The media landscape has undergone seismic changes over the past two decades, but the ABC’s 1990s series Frontline remains one of the most relevant resources for media education that there is.
Certainly, lawyer Zali Burrows could usefully have watched the episode entitled “Divide the Community, Multiply the Ratings” before accepting Insight‘s invitation to appear on the show’s “Joining the Fight” episode with her young client and Islamic State (also known as ISIS) supporter Abu Bakr. Burrows now says that she and her client were “duped” into appearing on the show, whose agenda was “the character assassination of a young Muslim.” Other guests also report that they were told that the show would focus on the proposed new anti-terrorism legislation rather than on “why Australians are being drawn to the conflicts in Syria and Iraq”.
But Insight‘s producers were just following the formula set out by Frontline all those years ago. After a riot between Serbs and Croats on the streets of Sydney and a heated studio debate between two community leaders, Frontline‘s producer noted, “What’s better than two psycho wogs in the one studio? Fifty psycho wogs.”
Insight regularly features “50 psycho wogs” episodes, and last week the SBS show got to feature everyone’s favourite psycho wogs — the Muslim psychos. Abu Bakr was the star, turning up at the studio wearing the IS logo on his sleeve, making predictably offensive and disturbing statements and walking out midway through the episode with his lawyer (or according to Fairfax’s description, “storming off”). It was so much fun — sorry, such an important story — that SBS gave it a repeat screening a few days later. And it’s a gift that keeps on giving, with news this morning that Abu Bakr was arrested over the weekend for a hate crime after abusing a cleaner at a shopping centre in Bankstown.
“Insight and Muslims have just got to steer clear of each other. Every time any of us appear, we end up thinking, ‘why didn’t we learn from our mistakes last time?'”

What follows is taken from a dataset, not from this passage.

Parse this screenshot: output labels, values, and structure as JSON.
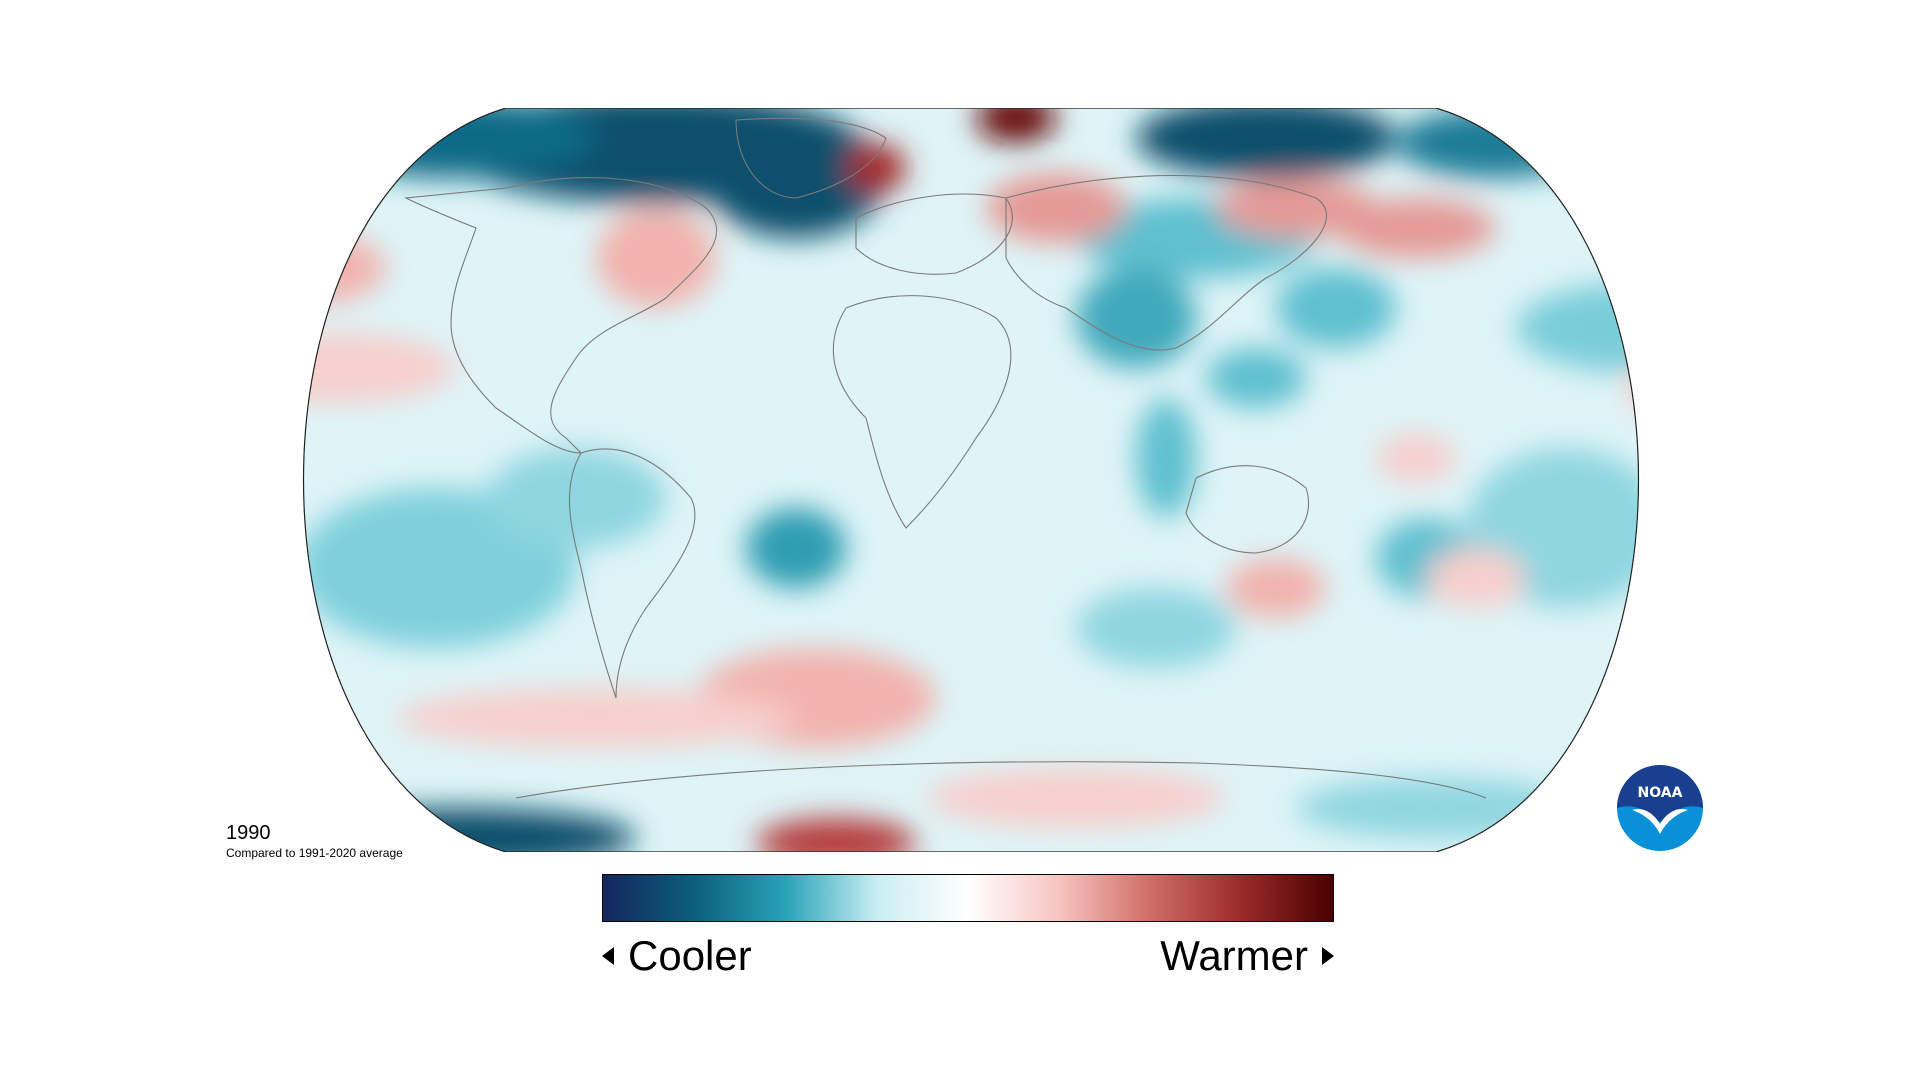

Of course, the show also included guests (both Muslim and non-Muslim) with contrasting points of view. But Burrows and Abu Bakr were not the only ones unhappy with their experience of the show. Dr Yassir Morsi from the University of South Australia notes that the show “positioned white people as experts and the brown Muslims as the problematic warring mass”. Greg Barton, then, was “Professor Greg Barton, Monash University”, while Morsi’s professional title was not provided — he was just a bearded young Muslim man. And his question to Jenny Brockie — “why are you doing this?” — was one of those that ended up on the edit room floor, along with numerous attempts by Abu Bakr to remain silent in the face of what Morsi describes as repeated goading.
This is not the first time that Insight has been a source of serious discontent among Muslims. In 2012, after the program began approaching potential Muslim guests for an episode about polygamy, a statement was drafted expressing concerns about the episode and about the show’s previous coverage of Muslim-related issues:
“While we welcome representations that acknowledge the diversity of opinions among Muslims, Insight’s producers have manipulated this diversity to create an environment that produces on-air conflict among Muslim guests. The end result is not audience appreciation of Muslim diversity, but rather further misunderstanding, negative perceptions and alienation of Muslim communities in Australia.”
A meeting between Insight’s producers and lawyer Mariam Veiszadeh and myself failed to address these misgivings, and the result was a widespread boycott of that particular episode. From such a quarrelsome community, it was an impressive show of unity.
Veiszadeh now says that she feels vindicated in her stance at that time. “Insight and Muslims have just got to steer clear of each other. Every time any of us appear, we end up thinking, ‘why didn’t we learn from our mistakes last time?’” The problem, she says, is the debate-based format. “It’s an impossible task for Insight to take on a Muslim topic and do it justice using that format.”
With a plethora of material available online and via satellite broadcasting, culturally and linguistically diverse communities are far less reliant on SBS to provide content in languages other than English. However, the broadcaster still has an important role in providing three-dimensional representations of everyday multiculturalism within Australia, and providing a platform for voices that are otherwise excluded from public discourse.
Insight, however, undermines this mission. The hostility generated among viewers — especially Muslim viewers — risks escalating to disenchantment with the entire station at a time when its funding is under threat and it is in need of public support from its core demographic. It’s time for Insight and SBS to start focusing on uniting the community rather than multiplying the ratings.